We present a series of experiments to discern the effect of extra-linguistic information on the detection of sarcasm, reasoning about features derived not only from the local context of the message itself, but also using information about the author, relationship to audience, and immediate communicative context they both share.

We found that including any aspect of the environment leads to improvements in prediction accuracy, and that users are more likely to tag their message with #sarcasm when they're less familiar with their audience.

Data

We extract tweets containing #sarcasm or #sarcastic from 2013/08-2014/07, and capturing 9.7k tweets in total for positive sarcasm. For negative data, we select an equal number of tweets from user over the same time period who haven't mentioned #sarcasm or #sarcastic in their messages. The total dataset is balanced at 19.5k tweets.

Experimental setup

We adopt binary logistic regression with L2 regularization using tenfold cross-validation, split on authors.

Features

4 classes of features:

  • those scoped only over the immediate tweet being predicted
  • those that reason over the author of that tweet
  • those that reason over the addressee of the tweet
  • those that consider the interaction between the tweet being predicted and the tweet that it's responding to

The baseline accuracy, using only the majority class in each training fold, is 47.4%.

Tweet features

  • Word unigrams (72.4%) and bigrams (69.5%)
  • Brown cluster unigrams (72.0%) bigrams (69.1%)
  • Unlabeled dependency bigrams, lexicalized (70.3%) and Brown clusters (70.2%)
  • Part of speech features (66.0%)
  • Pronunciation features (57.5%)
  • Capitalization features (57.5%)
  • Tweet whole sentiment (55.0%)
  • Tweet word sentiment (53.7–54.7%)
  • Intensifiers (50.1%)

Author features

  • Author historical salient terms (81.2%)
  • Author historical topics (77.4%)
  • Profile information (73.7%)
  • Author historical sentiment (70.8%)
  • Profile unigrams (66.2%)

Audience features

  • Author historical topics (71.2%), Author historical salient terms (70.0%), Profile unigrams (68.6%), Profile information (66.3%)
  • Author/Addressee interactional topics (73.9%)
  • Historical communication between author and addressee (61.7%)

Environmental features

  • Pairwise Brown features between the original message and the response (71.7%)
  • Unigram features of the original message (68.8%)

Results

We consider 5 feature combinations: those with access only to tweet-level information:

  • tweet features + response features
  • tweet features + audience features
  • tweet features + author features

Tweet-only information yields an average accuracy of 75.4% across all ten folds, adding response features pushes this to 77.3%, audience features to 79% and author features to 84.9%. Including all features together yields 85.1%.

Analysis

All feature classes (response, audience and author) display statistically significant improvements over the tweet-only features that ignore the communicative context. This confirms an effect on the interaction of the author and audience in the recognition of sarcasm, which leads us to ask, who is this audience and what about them is predictive of sarcasm across users?

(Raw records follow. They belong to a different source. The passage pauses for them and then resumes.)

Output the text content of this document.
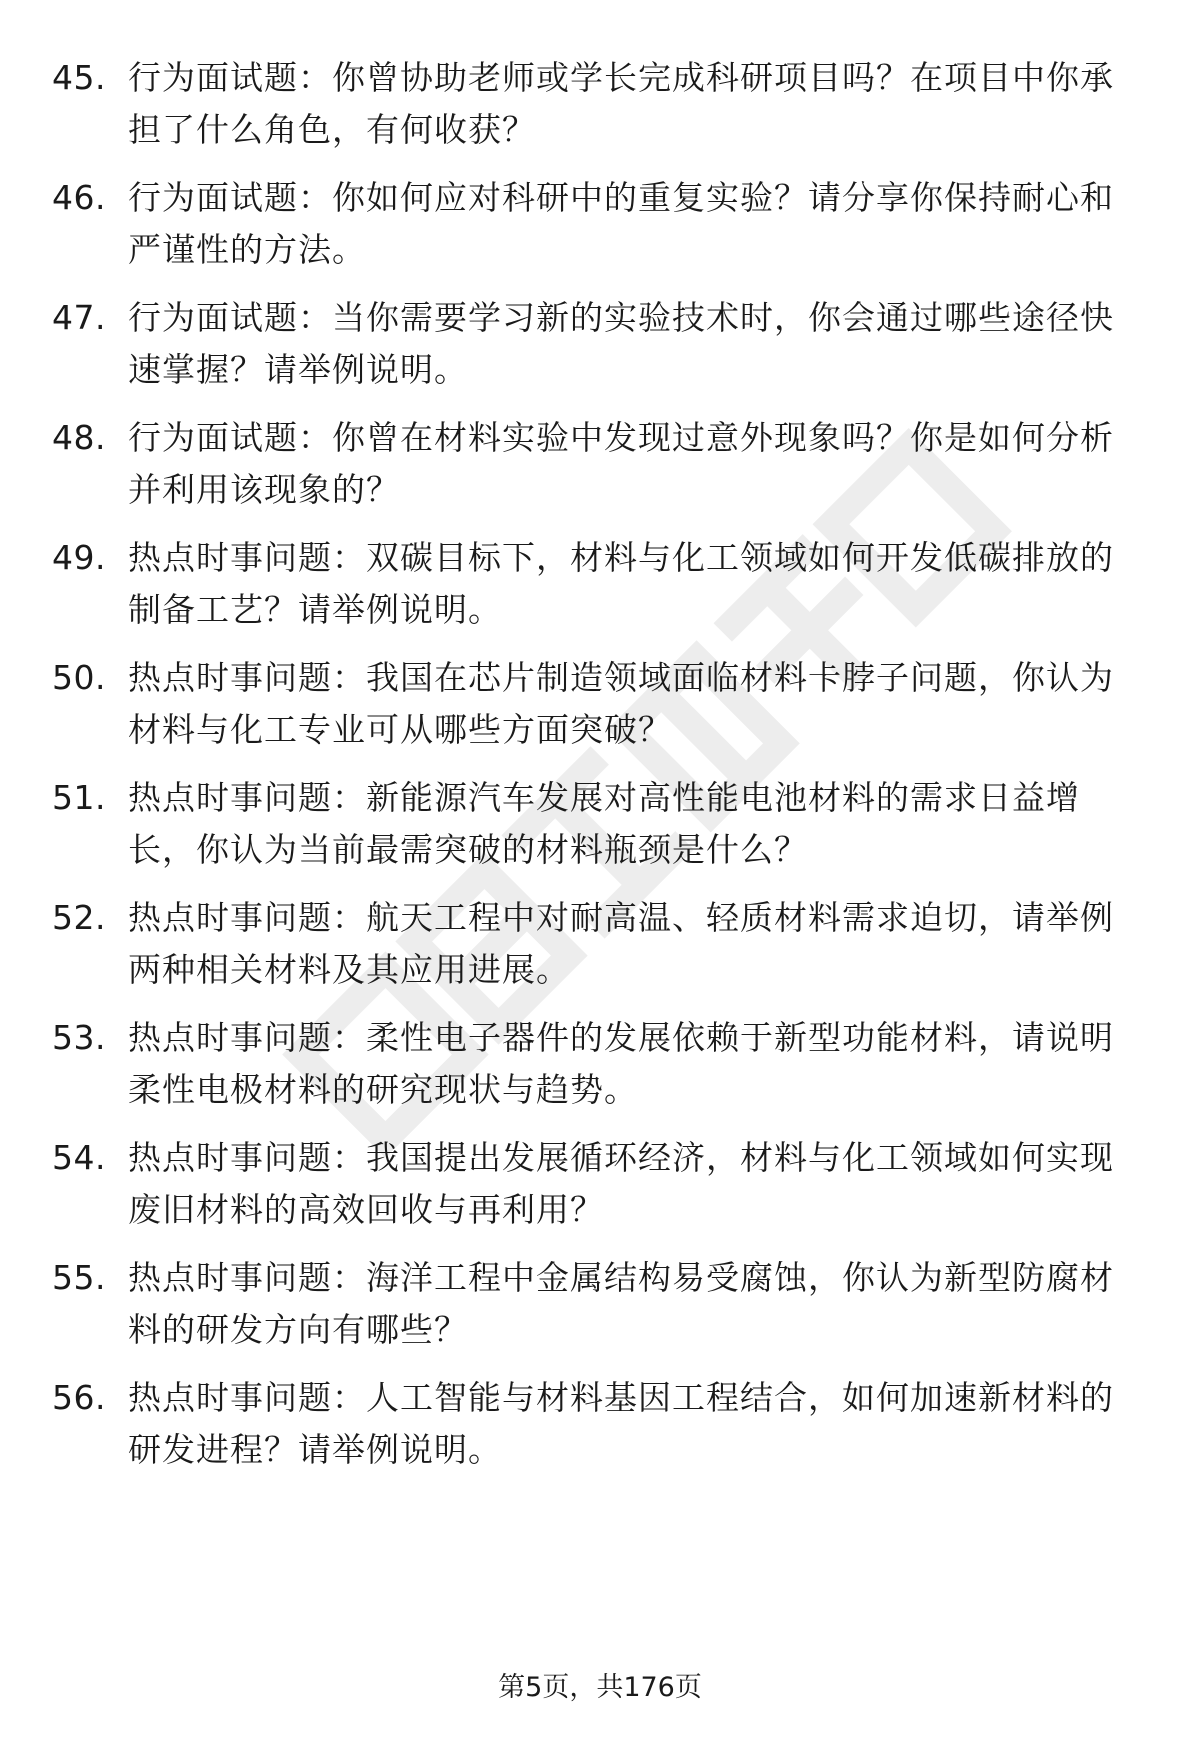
45. 行为面试题：你曾协助老师或学长完成科研项目吗？在项目中你承担了什么角色，有何收获？
46. 行为面试题：你如何应对科研中的重复实验？请分享你保持耐心和严谨性的方法。
47. 行为面试题：当你需要学习新的实验技术时，你会通过哪些途径快速掌握？请举例说明。
48. 行为面试题：你曾在材料实验中发现过意外现象吗？你是如何分析并利用该现象的？
49. 热点时事问题：双碳目标下，材料与化工领域如何开发低碳排放的制备工艺？请举例说明。
50. 热点时事问题：我国在芯片制造领域面临材料卡脖子问题，你认为材料与化工专业可从哪些方面突破？
51. 热点时事问题：新能源汽车发展对高性能电池材料的需求日益增长，你认为当前最需突破的材料瓶颈是什么？
52. 热点时事问题：航天工程中对耐高温、轻质材料需求迫切，请举例两种相关材料及其应用进展。
53. 热点时事问题：柔性电子器件的发展依赖于新型功能材料，请说明柔性电极材料的研究现状与趋势。
54. 热点时事问题：我国提出发展循环经济，材料与化工领域如何实现废旧材料的高效回收与再利用？
55. 热点时事问题：海洋工程中金属结构易受腐蚀，你认为新型防腐材料的研发方向有哪些？
56. 热点时事问题：人工智能与材料基因工程结合，如何加速新材料的研发进程？请举例说明。
第5页，共176页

#sarcasm hashtag is not a natural indicator of sarcasm expressed between friends, but rather serves an important communicative function of signaling the author’s intent to an audience who may not otherwise be able to draw the correct inference about their message (as distinct from close friends who may be able to infer sarcasm without such labels).

Studying sarcasm that does rely on common ground, and doesn't require such explicit markers, will likely need to rely on other forms of supervision.